My question is, what are some extremely fair conditions? What I mean by fair is that the chances at winning for crewmates is as close to 50% as possible. I’m sure there are ways to argue for or against certain gameplay settings being exchanged for others.

A perfect answer to this question would be: If it’s possible, some “point values” given to setting changes relative to others (also relative to crewmate advantages) such as +2 points for +0.25 crewmate vision and -1 point for +0.25 imposter vision. (Doesn't have to be numbers, it can just value certain setting changes over others in terms of favoring crewmates or imposters)

A good answer would be something that tells someone what a good “trade-off” would be, such as 2 imposters vs. 1 imposter could mean +0.5 crewmate vision or something like that

I just realized this gets really complicated really fast since changing something such as emergency meetings (or anything really) would change point values for each successive change in a setting since 2 emergency meetings would be Way better than 1, but 3 would be only slightly better than 2.

  • 4
    I think this is a very interesting question, but unfortunately unlikely to get much beyond opinion-based answers. I would love to see some data analysis done on game settings and outcomes. I don't know if that data is accessible to us or not.
    – pladams9
    Oct 27, 2020 at 15:53
  • Yeah, sadly it probably will be opinionated. My ideal answer would involve some numbers/point values, etc. kind of like they have for chess such as 8 points for a queen, 1 for pawns, higher point values for pawns near the opposite end of the board etc. Oct 27, 2020 at 15:55
  • Unfortunately, this sort of question isn't really answerable for games like this because of the heavy social aspect - the local gaming culture has a huge impact as well. It matters if the players know each other or have generally accepted rules of "of course this is how you act, and if you don't act that way, you're suspicious" and so forth. You might be able to build a list like that for a specific subgroup that put a lot of effort into doing that specific thing, but even so it would be imprecise for any other group.
    – Ben Barden
    Oct 27, 2020 at 16:47
  • While the 50% win rate part may be subjective, I think it is appropriate for an experienced player to discuss and weigh the bonuses and penalties in terms of how much it affects each side?
    – l I
    Oct 27, 2020 at 17:08
  • I'd say that having 2 impostors, 10 players, and the settings close to recommended would be ideal. You might want to tinker with the number of tasks a bit and with Confirm Ejects though.
    – John
    Oct 29, 2020 at 3:49

1 Answer 1


I don't think it's possible to quantify the conditions necessary for 50% win rates because the game has a non-quantifiable social aspect. In games like Chess every piece has a limited number of moves, which can be evaluated to a set number of points. In Among Us there is a limited number of kills, but unlimited variations of lies which can be told during an emergency meeting. This, coupled with the real-time gameplay means that the point system isn't feasible when every player's physical position and social cohesion is in flux.

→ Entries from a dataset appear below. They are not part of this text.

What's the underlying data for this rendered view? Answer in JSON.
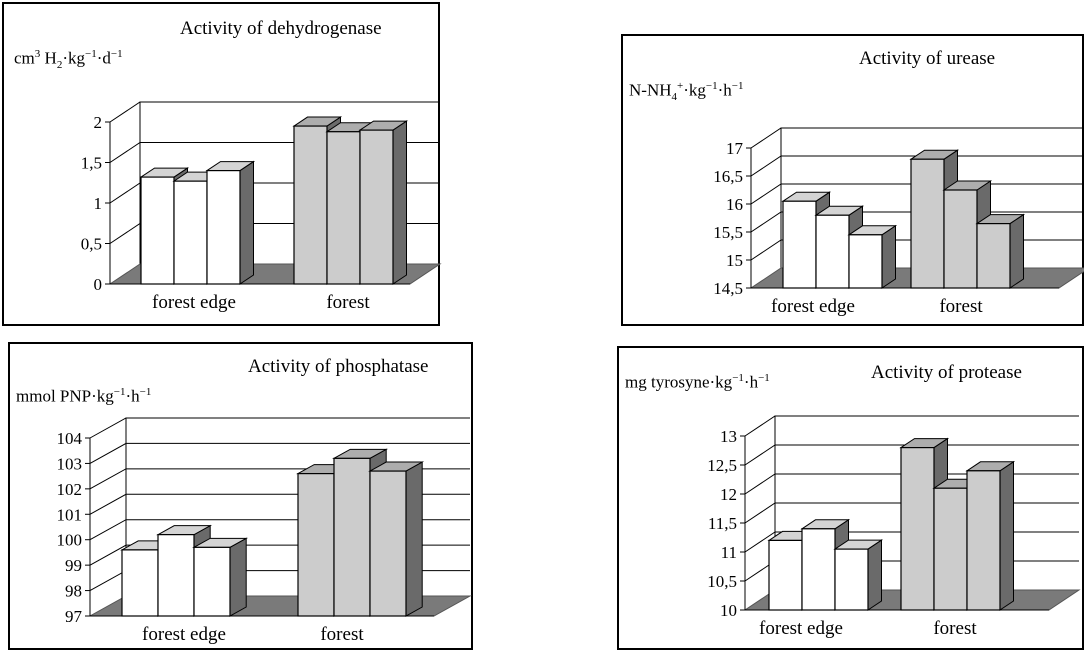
{
  "chart_data": [
    {
      "type": "bar",
      "title": "Activity of dehydrogenase",
      "ylabel": "cm³ H₂·kg⁻¹·d⁻¹",
      "categories": [
        "forest edge",
        "forest"
      ],
      "values": [
        [
          1.32,
          1.27,
          1.4
        ],
        [
          1.95,
          1.88,
          1.9
        ]
      ],
      "colors": [
        "#ffffff",
        "#cccccc"
      ],
      "ylim": [
        0,
        2
      ],
      "yticks": [
        0,
        0.5,
        1,
        1.5,
        2
      ],
      "ytick_labels": [
        "0",
        "0,5",
        "1",
        "1,5",
        "2"
      ],
      "grid": true
    },
    {
      "type": "bar",
      "title": "Activity of urease",
      "ylabel": "N-NH₄⁺·kg⁻¹·h⁻¹",
      "categories": [
        "forest edge",
        "forest"
      ],
      "values": [
        [
          16.05,
          15.8,
          15.45
        ],
        [
          16.8,
          16.25,
          15.65
        ]
      ],
      "colors": [
        "#ffffff",
        "#cccccc"
      ],
      "ylim": [
        14.5,
        17
      ],
      "yticks": [
        14.5,
        15,
        15.5,
        16,
        16.5,
        17
      ],
      "ytick_labels": [
        "14,5",
        "15",
        "15,5",
        "16",
        "16,5",
        "17"
      ],
      "grid": true
    },
    {
      "type": "bar",
      "title": "Activity of phosphatase",
      "ylabel": "mmol PNP·kg⁻¹·h⁻¹",
      "categories": [
        "forest edge",
        "forest"
      ],
      "values": [
        [
          99.6,
          100.2,
          99.7
        ],
        [
          102.6,
          103.2,
          102.7
        ]
      ],
      "colors": [
        "#ffffff",
        "#cccccc"
      ],
      "ylim": [
        97,
        104
      ],
      "yticks": [
        97,
        98,
        99,
        100,
        101,
        102,
        103,
        104
      ],
      "ytick_labels": [
        "97",
        "98",
        "99",
        "100",
        "101",
        "102",
        "103",
        "104"
      ],
      "grid": true
    },
    {
      "type": "bar",
      "title": "Activity of protease",
      "ylabel": "mg tyrosyne·kg⁻¹·h⁻¹",
      "categories": [
        "forest edge",
        "forest"
      ],
      "values": [
        [
          11.2,
          11.4,
          11.05
        ],
        [
          12.8,
          12.1,
          12.4
        ]
      ],
      "colors": [
        "#ffffff",
        "#cccccc"
      ],
      "ylim": [
        10,
        13
      ],
      "yticks": [
        10,
        10.5,
        11,
        11.5,
        12,
        12.5,
        13
      ],
      "ytick_labels": [
        "10",
        "10,5",
        "11",
        "11,5",
        "12",
        "12,5",
        "13"
      ],
      "grid": true
    }
  ]
}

I think that we can intuit variations of the settings to give an approximate 50% win rate: those are about the default settings. But changing this should be based on the skill level of the player group you're with, not on a point based system.

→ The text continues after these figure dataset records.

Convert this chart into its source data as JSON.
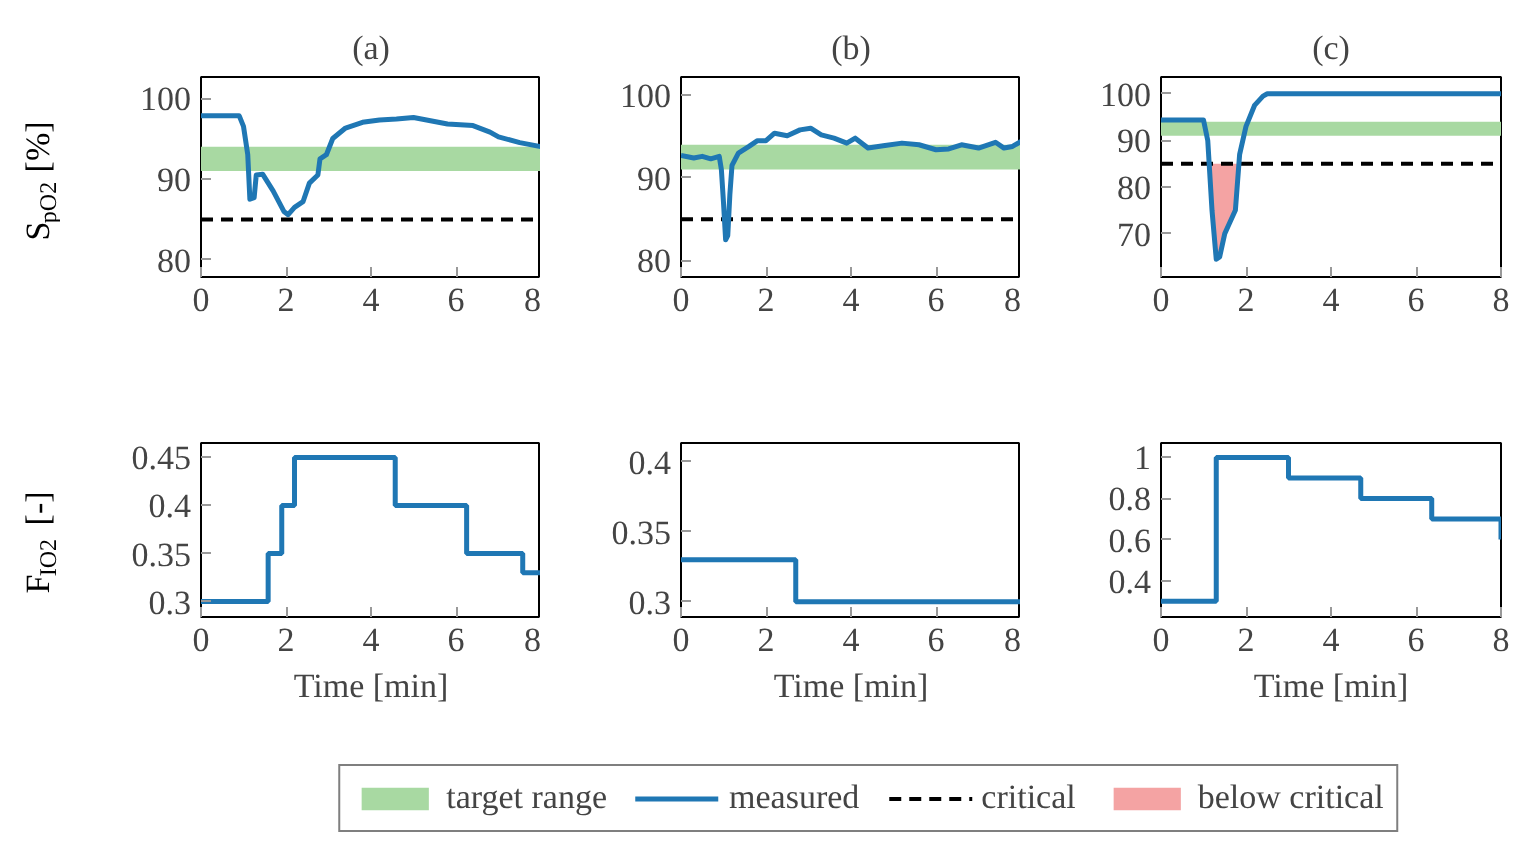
{
  "chart_data": [
    {
      "type": "line",
      "title": "(a)",
      "ylabel": "S$_{pO2}$ [%]",
      "xlim": [
        0,
        8
      ],
      "ylim": [
        77.9,
        102.6
      ],
      "xticks": [
        0,
        2,
        4,
        6,
        8
      ],
      "yticks": [
        80,
        90,
        100
      ],
      "grid": false,
      "bands": [
        {
          "axis": "y",
          "from": 91,
          "to": 94,
          "color": "#a8d9a2"
        }
      ],
      "ref_lines": [
        {
          "axis": "y",
          "value": 85,
          "color": "#000000",
          "line_style": "dashed"
        }
      ],
      "series": [
        {
          "color": "#1f77b4",
          "x": [
            0,
            0.9,
            1.0,
            1.1,
            1.15,
            1.25,
            1.3,
            1.45,
            1.7,
            1.95,
            2.05,
            2.2,
            2.4,
            2.55,
            2.75,
            2.8,
            2.95,
            3.1,
            3.4,
            3.8,
            4.2,
            4.6,
            5.0,
            5.4,
            5.8,
            6.4,
            6.8,
            7.0,
            7.5,
            8
          ],
          "values": [
            97.8,
            97.8,
            96.5,
            93,
            87.5,
            87.7,
            90.5,
            90.6,
            88.5,
            86,
            85.6,
            86.5,
            87.2,
            89.5,
            90.5,
            92.5,
            93,
            95,
            96.3,
            97,
            97.3,
            97.4,
            97.6,
            97.2,
            96.8,
            96.6,
            95.8,
            95.2,
            94.5,
            94
          ]
        }
      ]
    },
    {
      "type": "line",
      "title": "(b)",
      "xlim": [
        0,
        8
      ],
      "ylim": [
        78,
        102.2
      ],
      "xticks": [
        0,
        2,
        4,
        6,
        8
      ],
      "yticks": [
        80,
        90,
        100
      ],
      "grid": false,
      "bands": [
        {
          "axis": "y",
          "from": 91,
          "to": 94,
          "color": "#a8d9a2"
        }
      ],
      "ref_lines": [
        {
          "axis": "y",
          "value": 85,
          "color": "#000000",
          "line_style": "dashed"
        }
      ],
      "series": [
        {
          "color": "#1f77b4",
          "x": [
            0,
            0.3,
            0.5,
            0.7,
            0.9,
            0.95,
            1.0,
            1.05,
            1.1,
            1.15,
            1.2,
            1.35,
            1.6,
            1.8,
            2.0,
            2.2,
            2.5,
            2.8,
            3.05,
            3.3,
            3.6,
            3.9,
            4.1,
            4.4,
            4.8,
            5.2,
            5.6,
            6.0,
            6.3,
            6.6,
            7.0,
            7.4,
            7.6,
            7.8,
            8
          ],
          "values": [
            92.7,
            92.4,
            92.6,
            92.3,
            92.6,
            91,
            87,
            82.5,
            83,
            88,
            91.5,
            93,
            93.8,
            94.5,
            94.5,
            95.4,
            95.1,
            95.8,
            96,
            95.2,
            94.8,
            94.2,
            94.8,
            93.6,
            93.9,
            94.2,
            94,
            93.4,
            93.5,
            94,
            93.6,
            94.3,
            93.6,
            93.8,
            94.4
          ]
        }
      ]
    },
    {
      "type": "line",
      "title": "(c)",
      "xlim": [
        0,
        8
      ],
      "ylim": [
        60.7,
        103.6
      ],
      "xticks": [
        0,
        2,
        4,
        6,
        8
      ],
      "yticks": [
        70,
        80,
        90,
        100
      ],
      "grid": false,
      "legend": "bottom",
      "bands": [
        {
          "axis": "y",
          "from": 91,
          "to": 94,
          "color": "#a8d9a2",
          "label": "target range"
        }
      ],
      "ref_lines": [
        {
          "axis": "y",
          "value": 85,
          "color": "#000000",
          "line_style": "dashed",
          "label": "critical"
        }
      ],
      "series": [
        {
          "name": "measured",
          "color": "#1f77b4",
          "x": [
            0,
            1.0,
            1.1,
            1.2,
            1.3,
            1.38,
            1.5,
            1.6,
            1.75,
            1.85,
            2.0,
            2.2,
            2.4,
            2.5,
            8
          ],
          "values": [
            94.4,
            94.4,
            90,
            75,
            64.5,
            65,
            70,
            72,
            75,
            87,
            93,
            97.5,
            99.5,
            100,
            100
          ]
        },
        {
          "name": "below critical",
          "type": "area",
          "color": "#f4a3a3",
          "x": [
            1.15,
            1.2,
            1.3,
            1.38,
            1.5,
            1.6,
            1.75,
            1.83
          ],
          "values": [
            85,
            75,
            64.5,
            65,
            70,
            72,
            75,
            85
          ]
        }
      ]
    },
    {
      "type": "step",
      "xlabel": "Time [min]",
      "ylabel": "F$_{IO2}$ [-]",
      "xlim": [
        0,
        8
      ],
      "ylim": [
        0.284,
        0.465
      ],
      "xticks": [
        0,
        2,
        4,
        6,
        8
      ],
      "yticks": [
        0.3,
        0.35,
        0.4,
        0.45
      ],
      "grid": false,
      "series": [
        {
          "color": "#1f77b4",
          "x": [
            0,
            1.58,
            1.9,
            2.2,
            4.57,
            6.25,
            7.57,
            8
          ],
          "values": [
            0.3,
            0.35,
            0.4,
            0.45,
            0.4,
            0.35,
            0.33,
            0.33
          ]
        }
      ]
    },
    {
      "type": "step",
      "xlabel": "Time [min]",
      "xlim": [
        0,
        8
      ],
      "ylim": [
        0.289,
        0.4135
      ],
      "xticks": [
        0,
        2,
        4,
        6,
        8
      ],
      "yticks": [
        0.3,
        0.35,
        0.4
      ],
      "grid": false,
      "series": [
        {
          "color": "#1f77b4",
          "x": [
            0,
            2.7,
            8
          ],
          "values": [
            0.33,
            0.3,
            0.3
          ]
        }
      ]
    },
    {
      "type": "step",
      "xlabel": "Time [min]",
      "xlim": [
        0,
        8
      ],
      "ylim": [
        0.2235,
        1.07
      ],
      "xticks": [
        0,
        2,
        4,
        6,
        8
      ],
      "yticks": [
        0.4,
        0.6,
        0.8,
        1
      ],
      "grid": false,
      "series": [
        {
          "color": "#1f77b4",
          "x": [
            0,
            1.3,
            3.0,
            4.7,
            6.37,
            8
          ],
          "values": [
            0.3,
            1.0,
            0.9,
            0.8,
            0.7,
            0.6
          ]
        }
      ]
    }
  ]
}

To give an example I set up an Among Us session with my coworkers, some of whom had never touched a mobile game in their life. These newcomers would step over bodies without seeing them and were incapable of telling a lie to save their life. No matter what kind of balance you create with the settings there isn't a way to quantify these skills in real-time gameplay. In the end, we tried aiding these coworkers by assigning two short tasks for a task-win but they were not able to argue fluently during emergency meetings - a skill that cannot be buffered with in-game settings.

There's a reason you don't typically point systems in real-time games like Call of Duty or Fortnite. You can evaluate players' skill levels against other players by comparing the two using leagues/ranks, but you cannot quantify the scoring system in games that rely on reaction speed and charisma in the same manner you would in a game with a limited number of turn-based moves.